На следующий день Вадим Зимин рассказал, что в середине июля группа армий «Север» разгромила в «котле» русскую 2-ю ударную армию Волховского фронта, при этом германский патруль захватил в плен командующего этой армией и заместителя командующего войсками Волховского фронта генерал-лейтенанта РККА Андрея Андреевича Власова. Власов — фигура среди большевиков, в особенности в армейских кругах, влиятельная. Недавно от него получено согласие о сотрудничестве. Именно он возглавит Русскую освободительную армию. Сейчас ведется усиленная работа по созданию структуры будущей армии. Смоленский комитет возглавляет эту работу.
— Власов? Я слышал, он тоже из большевиков?
— Имеет орден Ленина. В гражданскую, кажется, командовал полком.
— Да, красный генерал из крестьянских сыновей. И это сейчас не должно нас смущать. Гитлер склонен к тому, что Русское освободительное движение должен возглавить человек из народа.
— Под Москвой, в период самых жестоких боев, командовал 20-й армией и успешно наступал.
— А какая роль отводится нам? Будем состоять при экс-красных командирах военспецами?
— Пусть даже так. На первых порах. Но если все пойдет на лад и эти прусские безумцы прекратят отговаривать фюрера от радикального шага навстречу русской идее, уже к зиме немецкие войска будут отведены на линию тридцать девятого года.
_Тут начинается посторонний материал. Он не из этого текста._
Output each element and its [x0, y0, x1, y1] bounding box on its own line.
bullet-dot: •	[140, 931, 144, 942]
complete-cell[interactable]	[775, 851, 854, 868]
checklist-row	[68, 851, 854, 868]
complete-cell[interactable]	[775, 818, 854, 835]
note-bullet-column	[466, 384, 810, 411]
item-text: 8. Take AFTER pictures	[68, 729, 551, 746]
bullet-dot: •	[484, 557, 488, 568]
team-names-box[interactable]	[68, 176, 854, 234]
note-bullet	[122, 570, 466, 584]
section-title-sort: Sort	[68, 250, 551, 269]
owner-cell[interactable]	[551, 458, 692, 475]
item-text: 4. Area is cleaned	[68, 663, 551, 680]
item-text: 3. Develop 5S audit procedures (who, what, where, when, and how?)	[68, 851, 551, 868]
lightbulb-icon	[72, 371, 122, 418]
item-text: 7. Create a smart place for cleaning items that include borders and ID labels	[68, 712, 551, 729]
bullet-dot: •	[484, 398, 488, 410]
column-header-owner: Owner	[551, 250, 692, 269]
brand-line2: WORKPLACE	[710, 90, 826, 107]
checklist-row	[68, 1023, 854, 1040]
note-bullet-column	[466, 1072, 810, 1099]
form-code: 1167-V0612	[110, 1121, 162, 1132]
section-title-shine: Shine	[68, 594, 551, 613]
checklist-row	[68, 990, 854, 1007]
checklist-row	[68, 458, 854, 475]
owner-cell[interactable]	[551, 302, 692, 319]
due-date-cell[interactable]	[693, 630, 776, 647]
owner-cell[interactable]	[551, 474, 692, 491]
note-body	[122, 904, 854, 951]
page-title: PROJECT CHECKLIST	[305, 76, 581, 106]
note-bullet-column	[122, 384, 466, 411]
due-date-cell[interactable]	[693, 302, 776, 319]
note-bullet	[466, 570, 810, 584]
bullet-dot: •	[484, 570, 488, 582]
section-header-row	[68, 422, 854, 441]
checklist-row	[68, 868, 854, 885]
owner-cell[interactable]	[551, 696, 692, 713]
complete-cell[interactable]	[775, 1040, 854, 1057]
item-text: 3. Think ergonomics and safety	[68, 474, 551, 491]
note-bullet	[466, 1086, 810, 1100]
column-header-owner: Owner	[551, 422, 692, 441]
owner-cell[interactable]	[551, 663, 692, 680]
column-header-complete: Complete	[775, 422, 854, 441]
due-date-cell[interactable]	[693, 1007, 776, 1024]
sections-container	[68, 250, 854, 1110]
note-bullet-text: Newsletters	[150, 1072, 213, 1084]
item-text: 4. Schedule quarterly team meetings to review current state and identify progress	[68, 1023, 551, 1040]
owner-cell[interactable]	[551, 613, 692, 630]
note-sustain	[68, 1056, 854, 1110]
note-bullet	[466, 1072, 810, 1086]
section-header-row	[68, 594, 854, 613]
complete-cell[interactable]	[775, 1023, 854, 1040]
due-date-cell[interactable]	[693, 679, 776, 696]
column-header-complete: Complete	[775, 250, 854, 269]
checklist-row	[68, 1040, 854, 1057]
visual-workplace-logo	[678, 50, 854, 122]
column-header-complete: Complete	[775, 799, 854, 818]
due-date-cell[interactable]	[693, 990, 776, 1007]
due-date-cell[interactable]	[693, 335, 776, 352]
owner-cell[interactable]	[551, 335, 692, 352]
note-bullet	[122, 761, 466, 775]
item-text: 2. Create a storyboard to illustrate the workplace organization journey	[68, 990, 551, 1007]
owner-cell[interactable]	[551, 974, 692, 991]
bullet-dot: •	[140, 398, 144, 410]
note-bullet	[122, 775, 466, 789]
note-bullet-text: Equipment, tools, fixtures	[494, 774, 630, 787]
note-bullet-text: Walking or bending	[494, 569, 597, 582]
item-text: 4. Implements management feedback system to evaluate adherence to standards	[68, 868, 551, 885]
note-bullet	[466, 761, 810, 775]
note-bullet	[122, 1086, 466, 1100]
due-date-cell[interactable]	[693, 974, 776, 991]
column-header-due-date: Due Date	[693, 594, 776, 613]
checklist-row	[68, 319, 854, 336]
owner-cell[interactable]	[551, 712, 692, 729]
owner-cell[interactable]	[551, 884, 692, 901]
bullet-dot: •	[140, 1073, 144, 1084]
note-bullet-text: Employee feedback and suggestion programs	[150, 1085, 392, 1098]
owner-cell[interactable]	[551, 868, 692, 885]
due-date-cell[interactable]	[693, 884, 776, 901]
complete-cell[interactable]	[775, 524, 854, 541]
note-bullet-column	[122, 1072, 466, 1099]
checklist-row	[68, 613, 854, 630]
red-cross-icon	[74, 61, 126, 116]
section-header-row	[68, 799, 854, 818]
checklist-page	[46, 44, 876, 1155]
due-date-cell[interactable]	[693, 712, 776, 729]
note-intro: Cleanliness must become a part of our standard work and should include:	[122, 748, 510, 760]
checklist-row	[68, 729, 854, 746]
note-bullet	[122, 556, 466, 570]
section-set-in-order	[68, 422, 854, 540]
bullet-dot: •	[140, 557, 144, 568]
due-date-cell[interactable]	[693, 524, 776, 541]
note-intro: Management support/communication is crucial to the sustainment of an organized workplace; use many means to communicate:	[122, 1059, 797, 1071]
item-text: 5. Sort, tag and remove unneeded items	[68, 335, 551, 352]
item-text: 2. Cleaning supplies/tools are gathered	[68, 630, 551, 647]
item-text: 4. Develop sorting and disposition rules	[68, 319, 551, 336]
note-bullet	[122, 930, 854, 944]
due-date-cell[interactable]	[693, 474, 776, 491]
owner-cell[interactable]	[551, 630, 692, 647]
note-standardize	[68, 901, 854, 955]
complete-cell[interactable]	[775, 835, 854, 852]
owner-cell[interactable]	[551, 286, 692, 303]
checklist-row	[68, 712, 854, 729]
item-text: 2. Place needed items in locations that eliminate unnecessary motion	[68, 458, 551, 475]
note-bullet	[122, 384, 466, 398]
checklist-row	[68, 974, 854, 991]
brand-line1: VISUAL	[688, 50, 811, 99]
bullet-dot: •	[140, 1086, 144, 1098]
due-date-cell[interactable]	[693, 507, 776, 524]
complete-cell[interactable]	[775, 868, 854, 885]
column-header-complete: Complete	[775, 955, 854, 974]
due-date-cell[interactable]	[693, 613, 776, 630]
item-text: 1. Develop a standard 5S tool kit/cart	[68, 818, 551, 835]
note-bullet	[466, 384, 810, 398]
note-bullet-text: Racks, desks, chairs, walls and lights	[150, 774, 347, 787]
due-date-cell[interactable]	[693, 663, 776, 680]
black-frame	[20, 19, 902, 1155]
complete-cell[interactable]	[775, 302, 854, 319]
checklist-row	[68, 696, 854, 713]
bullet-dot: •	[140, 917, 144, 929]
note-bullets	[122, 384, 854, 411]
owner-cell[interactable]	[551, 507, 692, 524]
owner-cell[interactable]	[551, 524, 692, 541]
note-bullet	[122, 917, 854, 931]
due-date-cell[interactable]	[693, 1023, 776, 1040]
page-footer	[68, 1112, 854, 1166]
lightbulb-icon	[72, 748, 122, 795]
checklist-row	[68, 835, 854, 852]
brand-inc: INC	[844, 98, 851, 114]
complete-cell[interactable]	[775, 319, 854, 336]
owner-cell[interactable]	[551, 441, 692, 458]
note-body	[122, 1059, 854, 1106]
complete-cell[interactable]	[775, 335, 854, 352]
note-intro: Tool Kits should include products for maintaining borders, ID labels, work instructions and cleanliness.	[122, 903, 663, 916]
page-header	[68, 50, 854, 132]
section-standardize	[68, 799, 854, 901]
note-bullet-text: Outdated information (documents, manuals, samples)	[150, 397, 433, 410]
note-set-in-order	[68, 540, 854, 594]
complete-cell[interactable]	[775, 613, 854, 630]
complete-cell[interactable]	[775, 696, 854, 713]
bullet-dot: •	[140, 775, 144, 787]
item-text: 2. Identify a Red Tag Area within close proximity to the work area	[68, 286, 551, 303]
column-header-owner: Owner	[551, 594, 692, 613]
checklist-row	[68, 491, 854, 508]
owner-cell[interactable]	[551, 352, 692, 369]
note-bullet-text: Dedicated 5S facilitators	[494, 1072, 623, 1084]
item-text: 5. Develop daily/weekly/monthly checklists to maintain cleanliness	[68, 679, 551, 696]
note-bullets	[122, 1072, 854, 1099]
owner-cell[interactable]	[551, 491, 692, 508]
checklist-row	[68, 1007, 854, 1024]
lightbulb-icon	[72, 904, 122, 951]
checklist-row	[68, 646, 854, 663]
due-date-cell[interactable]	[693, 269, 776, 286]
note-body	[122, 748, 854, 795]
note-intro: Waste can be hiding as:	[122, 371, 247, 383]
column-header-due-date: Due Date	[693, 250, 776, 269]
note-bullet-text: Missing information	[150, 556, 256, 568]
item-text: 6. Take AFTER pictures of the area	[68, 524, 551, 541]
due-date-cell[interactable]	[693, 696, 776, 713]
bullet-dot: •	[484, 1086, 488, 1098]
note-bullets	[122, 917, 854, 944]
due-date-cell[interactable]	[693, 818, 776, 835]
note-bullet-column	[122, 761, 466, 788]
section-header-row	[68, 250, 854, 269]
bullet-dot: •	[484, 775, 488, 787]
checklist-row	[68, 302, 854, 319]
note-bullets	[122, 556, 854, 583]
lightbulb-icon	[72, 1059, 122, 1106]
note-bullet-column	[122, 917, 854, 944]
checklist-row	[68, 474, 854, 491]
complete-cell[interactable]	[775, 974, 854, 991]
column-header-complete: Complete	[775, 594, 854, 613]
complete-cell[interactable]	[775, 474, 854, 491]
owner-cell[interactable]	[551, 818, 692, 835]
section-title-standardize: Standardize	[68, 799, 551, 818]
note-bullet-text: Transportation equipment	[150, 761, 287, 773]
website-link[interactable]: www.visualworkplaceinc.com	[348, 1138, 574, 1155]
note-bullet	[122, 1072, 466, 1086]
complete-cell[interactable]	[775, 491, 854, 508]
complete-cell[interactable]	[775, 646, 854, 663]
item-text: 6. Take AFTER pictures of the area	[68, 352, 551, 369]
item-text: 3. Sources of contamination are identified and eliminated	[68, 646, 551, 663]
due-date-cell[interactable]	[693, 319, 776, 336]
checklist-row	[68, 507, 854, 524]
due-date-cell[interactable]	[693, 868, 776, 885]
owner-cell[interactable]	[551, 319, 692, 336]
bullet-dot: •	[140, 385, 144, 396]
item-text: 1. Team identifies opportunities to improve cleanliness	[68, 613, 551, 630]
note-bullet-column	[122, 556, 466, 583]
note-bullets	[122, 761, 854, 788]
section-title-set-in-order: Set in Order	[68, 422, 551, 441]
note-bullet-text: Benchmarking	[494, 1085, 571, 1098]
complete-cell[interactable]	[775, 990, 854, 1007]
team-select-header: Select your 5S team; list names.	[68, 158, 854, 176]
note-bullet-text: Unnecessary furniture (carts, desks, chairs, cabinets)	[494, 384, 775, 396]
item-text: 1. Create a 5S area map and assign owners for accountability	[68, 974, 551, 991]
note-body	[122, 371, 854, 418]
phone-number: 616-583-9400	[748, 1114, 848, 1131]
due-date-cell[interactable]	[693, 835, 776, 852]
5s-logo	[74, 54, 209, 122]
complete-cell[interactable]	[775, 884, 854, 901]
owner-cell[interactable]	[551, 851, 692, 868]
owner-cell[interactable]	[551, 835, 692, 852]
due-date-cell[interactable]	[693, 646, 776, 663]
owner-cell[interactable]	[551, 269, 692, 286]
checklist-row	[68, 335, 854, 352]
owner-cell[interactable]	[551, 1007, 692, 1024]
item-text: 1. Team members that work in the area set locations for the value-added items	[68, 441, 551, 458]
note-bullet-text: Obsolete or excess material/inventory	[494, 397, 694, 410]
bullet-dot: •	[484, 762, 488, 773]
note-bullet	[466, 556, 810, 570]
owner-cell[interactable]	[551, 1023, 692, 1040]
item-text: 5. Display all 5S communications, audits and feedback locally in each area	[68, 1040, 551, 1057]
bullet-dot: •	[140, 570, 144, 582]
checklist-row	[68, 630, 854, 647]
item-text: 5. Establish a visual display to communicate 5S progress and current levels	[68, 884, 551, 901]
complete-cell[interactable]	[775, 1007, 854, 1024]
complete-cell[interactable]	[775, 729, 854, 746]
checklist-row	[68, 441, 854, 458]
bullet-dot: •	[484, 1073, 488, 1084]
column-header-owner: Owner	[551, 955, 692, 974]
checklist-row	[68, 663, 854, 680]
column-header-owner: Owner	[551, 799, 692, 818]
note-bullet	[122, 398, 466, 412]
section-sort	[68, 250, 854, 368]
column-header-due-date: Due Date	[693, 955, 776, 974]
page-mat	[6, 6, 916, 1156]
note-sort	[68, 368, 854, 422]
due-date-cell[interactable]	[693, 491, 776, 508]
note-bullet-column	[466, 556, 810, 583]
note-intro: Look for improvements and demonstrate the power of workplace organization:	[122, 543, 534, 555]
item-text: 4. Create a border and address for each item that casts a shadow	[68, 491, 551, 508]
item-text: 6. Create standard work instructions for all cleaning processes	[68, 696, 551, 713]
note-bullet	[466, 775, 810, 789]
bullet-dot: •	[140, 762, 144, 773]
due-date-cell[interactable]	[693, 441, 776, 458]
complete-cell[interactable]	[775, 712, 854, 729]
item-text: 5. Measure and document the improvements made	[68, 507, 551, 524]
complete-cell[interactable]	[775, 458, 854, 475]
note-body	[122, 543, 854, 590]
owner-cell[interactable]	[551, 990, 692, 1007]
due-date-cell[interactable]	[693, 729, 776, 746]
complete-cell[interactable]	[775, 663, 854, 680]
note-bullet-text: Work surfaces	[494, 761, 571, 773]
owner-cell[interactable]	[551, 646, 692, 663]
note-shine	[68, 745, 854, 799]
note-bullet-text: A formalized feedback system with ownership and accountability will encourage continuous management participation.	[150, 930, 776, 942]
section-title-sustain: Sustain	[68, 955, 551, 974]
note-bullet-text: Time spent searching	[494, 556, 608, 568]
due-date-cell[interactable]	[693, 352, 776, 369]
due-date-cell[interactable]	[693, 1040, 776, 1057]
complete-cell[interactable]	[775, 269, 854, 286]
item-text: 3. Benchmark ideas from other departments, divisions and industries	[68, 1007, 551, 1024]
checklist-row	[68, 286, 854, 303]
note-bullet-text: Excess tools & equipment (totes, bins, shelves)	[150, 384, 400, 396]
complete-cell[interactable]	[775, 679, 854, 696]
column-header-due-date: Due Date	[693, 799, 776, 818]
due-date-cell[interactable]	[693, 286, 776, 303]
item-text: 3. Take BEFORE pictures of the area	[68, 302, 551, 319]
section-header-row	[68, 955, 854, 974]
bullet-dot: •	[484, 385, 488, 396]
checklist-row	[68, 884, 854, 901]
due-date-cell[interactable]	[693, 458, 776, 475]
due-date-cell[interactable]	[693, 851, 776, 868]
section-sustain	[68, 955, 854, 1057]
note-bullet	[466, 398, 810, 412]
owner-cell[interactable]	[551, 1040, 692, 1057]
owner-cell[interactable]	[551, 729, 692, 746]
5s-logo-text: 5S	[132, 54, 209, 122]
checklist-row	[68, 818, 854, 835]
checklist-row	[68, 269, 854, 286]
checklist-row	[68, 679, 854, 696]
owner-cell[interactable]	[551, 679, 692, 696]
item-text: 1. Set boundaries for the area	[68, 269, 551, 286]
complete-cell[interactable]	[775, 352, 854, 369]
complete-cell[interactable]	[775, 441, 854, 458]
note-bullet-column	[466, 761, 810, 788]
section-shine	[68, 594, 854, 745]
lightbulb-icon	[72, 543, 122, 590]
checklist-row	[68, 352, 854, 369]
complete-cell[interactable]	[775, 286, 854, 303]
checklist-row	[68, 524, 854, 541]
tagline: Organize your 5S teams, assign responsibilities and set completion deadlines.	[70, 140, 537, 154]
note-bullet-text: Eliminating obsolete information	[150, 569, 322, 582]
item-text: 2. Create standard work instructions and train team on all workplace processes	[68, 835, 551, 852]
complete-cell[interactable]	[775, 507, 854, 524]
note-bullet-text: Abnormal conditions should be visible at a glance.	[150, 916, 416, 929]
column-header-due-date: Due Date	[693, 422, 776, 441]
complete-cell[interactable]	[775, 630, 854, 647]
Россия без большевиков и Сталина! Демократическое правительство! Георгий, могли ль мы с тобой мечтать об этом?! Там, на турецком берегу, когда пуля в рот казалась универсальным средством от всех болезней, терзавших нас. А потом… потом, друг мой, разберемся и с пруссаками.
— Ты наивный человек, Вадим. Немцы никогда не оставят захваченной территории. Ни-ког-да! Они ведь и воюют не против Красной Армии, а за территорию. Чтобы расположиться на ней хозяевами. Облокотившись при этом на наши головы. Вот что происходит в действительности. Доказательства — на каждом шагу.
— И все-таки у них нет другого выхода, как призвать на помощь нас, русских. У них сейчас некомплект в дивизиях до семи тысяч человек. Где они их возьмут? Так что скоро, совсем скоро ворота концлагерей будут распахнуты — на восток! И в бой мы пойдем не в этой вот форме, и не с нашивками «ОСТ», а в русских шинелях и гимнастерках. Дайте время.
Радовский засмеялся.
— Давай лучше выпьем, — предложил он. — За мое новое назначение.
— Ты получил новое назначение?
— Да. Буду формировать новую роту. Приказ о моем назначении и новых полномочиях подписан.